An increasing number of mainstream companies see a “compelling” case for blockchain technology, marking a shift from the “blockchain tourism” that characterized the technology’s boom-bust cycle, according to new research from accountancy firm Deloitte.
Deloitte helms its own blockchain project on the VeChain network, so caveat emptor! Nonetheless, the consultancy polled 1,386 senior executives at companies earning upwards of $500 million in revenue across Brazil, Canada, China, Germany, Hong Kong, Israel, Luxembourg, Singapore, Switzerland, United Arab Emirates, United Kingdom, and the United States, and found that they love them some blockchain, mate!
Here are the key findings:
- Eighty-three percent of respondents say their organizations see compelling use cases for blockchain, up from 74 percent last year. Many cited the technology’s security/privacy benefits.
- Some 53 percent described blockchain integration as a “critical priority” for their businesses, up from 53 percent last year.

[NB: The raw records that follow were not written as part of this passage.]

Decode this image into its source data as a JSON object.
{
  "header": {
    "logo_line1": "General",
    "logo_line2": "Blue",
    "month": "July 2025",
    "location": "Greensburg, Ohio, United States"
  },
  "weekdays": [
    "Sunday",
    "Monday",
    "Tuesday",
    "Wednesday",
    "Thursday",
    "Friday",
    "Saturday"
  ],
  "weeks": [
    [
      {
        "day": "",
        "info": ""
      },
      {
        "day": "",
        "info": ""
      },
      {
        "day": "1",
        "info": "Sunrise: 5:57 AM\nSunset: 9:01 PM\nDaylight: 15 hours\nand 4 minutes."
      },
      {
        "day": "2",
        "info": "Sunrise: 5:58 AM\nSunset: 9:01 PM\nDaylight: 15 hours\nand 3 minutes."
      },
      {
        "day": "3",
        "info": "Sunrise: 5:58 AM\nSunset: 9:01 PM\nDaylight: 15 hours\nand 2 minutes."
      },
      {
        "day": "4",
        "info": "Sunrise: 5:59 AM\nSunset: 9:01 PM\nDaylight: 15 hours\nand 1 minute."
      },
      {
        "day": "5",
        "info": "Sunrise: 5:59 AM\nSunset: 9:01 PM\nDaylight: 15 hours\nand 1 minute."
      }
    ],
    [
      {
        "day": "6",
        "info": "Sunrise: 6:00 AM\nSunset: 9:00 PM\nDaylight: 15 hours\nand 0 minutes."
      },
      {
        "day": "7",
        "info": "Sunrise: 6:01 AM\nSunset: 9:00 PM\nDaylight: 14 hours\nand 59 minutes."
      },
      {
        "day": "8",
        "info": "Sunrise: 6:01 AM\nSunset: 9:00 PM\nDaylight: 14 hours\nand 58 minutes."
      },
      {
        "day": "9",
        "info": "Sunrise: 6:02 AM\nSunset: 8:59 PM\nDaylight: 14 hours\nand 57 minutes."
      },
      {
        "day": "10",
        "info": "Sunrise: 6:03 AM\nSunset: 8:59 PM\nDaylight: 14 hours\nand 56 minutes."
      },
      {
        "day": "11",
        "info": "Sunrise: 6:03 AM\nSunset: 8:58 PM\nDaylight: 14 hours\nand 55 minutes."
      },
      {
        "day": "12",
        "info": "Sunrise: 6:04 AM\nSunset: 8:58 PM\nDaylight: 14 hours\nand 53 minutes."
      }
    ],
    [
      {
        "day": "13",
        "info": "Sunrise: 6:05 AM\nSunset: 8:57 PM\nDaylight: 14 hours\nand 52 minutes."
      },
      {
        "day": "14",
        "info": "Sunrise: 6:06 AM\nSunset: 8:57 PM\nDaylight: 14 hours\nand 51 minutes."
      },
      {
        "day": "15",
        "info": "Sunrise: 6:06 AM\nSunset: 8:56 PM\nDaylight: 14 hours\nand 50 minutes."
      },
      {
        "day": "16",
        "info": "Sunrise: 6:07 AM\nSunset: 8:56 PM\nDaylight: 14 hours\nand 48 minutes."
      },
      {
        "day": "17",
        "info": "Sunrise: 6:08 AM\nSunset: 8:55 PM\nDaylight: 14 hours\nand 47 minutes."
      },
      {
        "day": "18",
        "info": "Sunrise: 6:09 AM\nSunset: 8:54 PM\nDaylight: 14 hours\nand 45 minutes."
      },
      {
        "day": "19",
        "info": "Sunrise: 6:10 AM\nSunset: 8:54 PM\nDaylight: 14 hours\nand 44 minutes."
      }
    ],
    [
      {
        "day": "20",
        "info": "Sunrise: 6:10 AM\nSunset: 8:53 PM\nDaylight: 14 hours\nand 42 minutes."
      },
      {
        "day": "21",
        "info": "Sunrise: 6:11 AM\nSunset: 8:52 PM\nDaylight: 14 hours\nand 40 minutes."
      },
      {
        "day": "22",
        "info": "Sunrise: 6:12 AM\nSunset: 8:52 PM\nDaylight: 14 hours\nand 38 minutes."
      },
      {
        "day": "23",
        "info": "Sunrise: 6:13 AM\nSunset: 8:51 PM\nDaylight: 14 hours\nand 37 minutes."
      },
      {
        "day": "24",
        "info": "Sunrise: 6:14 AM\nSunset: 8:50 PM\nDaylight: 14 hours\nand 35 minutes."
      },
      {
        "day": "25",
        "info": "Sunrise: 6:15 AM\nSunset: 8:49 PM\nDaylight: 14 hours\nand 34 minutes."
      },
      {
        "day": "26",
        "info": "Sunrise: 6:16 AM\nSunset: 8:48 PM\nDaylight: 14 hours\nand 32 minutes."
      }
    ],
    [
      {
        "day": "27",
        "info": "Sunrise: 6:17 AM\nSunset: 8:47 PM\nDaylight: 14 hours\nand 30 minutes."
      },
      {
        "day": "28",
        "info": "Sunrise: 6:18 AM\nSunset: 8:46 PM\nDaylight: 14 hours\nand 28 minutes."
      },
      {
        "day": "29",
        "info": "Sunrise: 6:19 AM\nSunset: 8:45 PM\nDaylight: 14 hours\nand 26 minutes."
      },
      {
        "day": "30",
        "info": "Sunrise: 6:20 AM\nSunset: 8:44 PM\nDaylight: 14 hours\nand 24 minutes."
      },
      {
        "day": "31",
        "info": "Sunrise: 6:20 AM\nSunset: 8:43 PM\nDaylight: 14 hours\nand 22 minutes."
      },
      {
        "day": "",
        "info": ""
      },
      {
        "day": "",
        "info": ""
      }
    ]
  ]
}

- Forty percent of respondents, the same number as last year, expressed willingness to invest upwards of $5 million in blockchain projects.
- Eight-six percent, a two percent increase since last year, were certain the technology would achieve “mass adoption.”
- In spite of all this, less than a quarter actually have plans to implement the technology.
Says Deloitte: “What has emerged is a shared recognition that blockchain is real—and that it can serve as a pragmatic solution to business problems across industries and use cases. This is not some far-flung vision held by long-standing believers in the technology. Even leaders wary of tech-based solutions have come to see the larger, transformational importance of the technology.”
Deloitte’s bold conclusion? “The question for executives is no longer, “Will blockchain work?” but, “How can we make blockchain work for us?” Bazinga!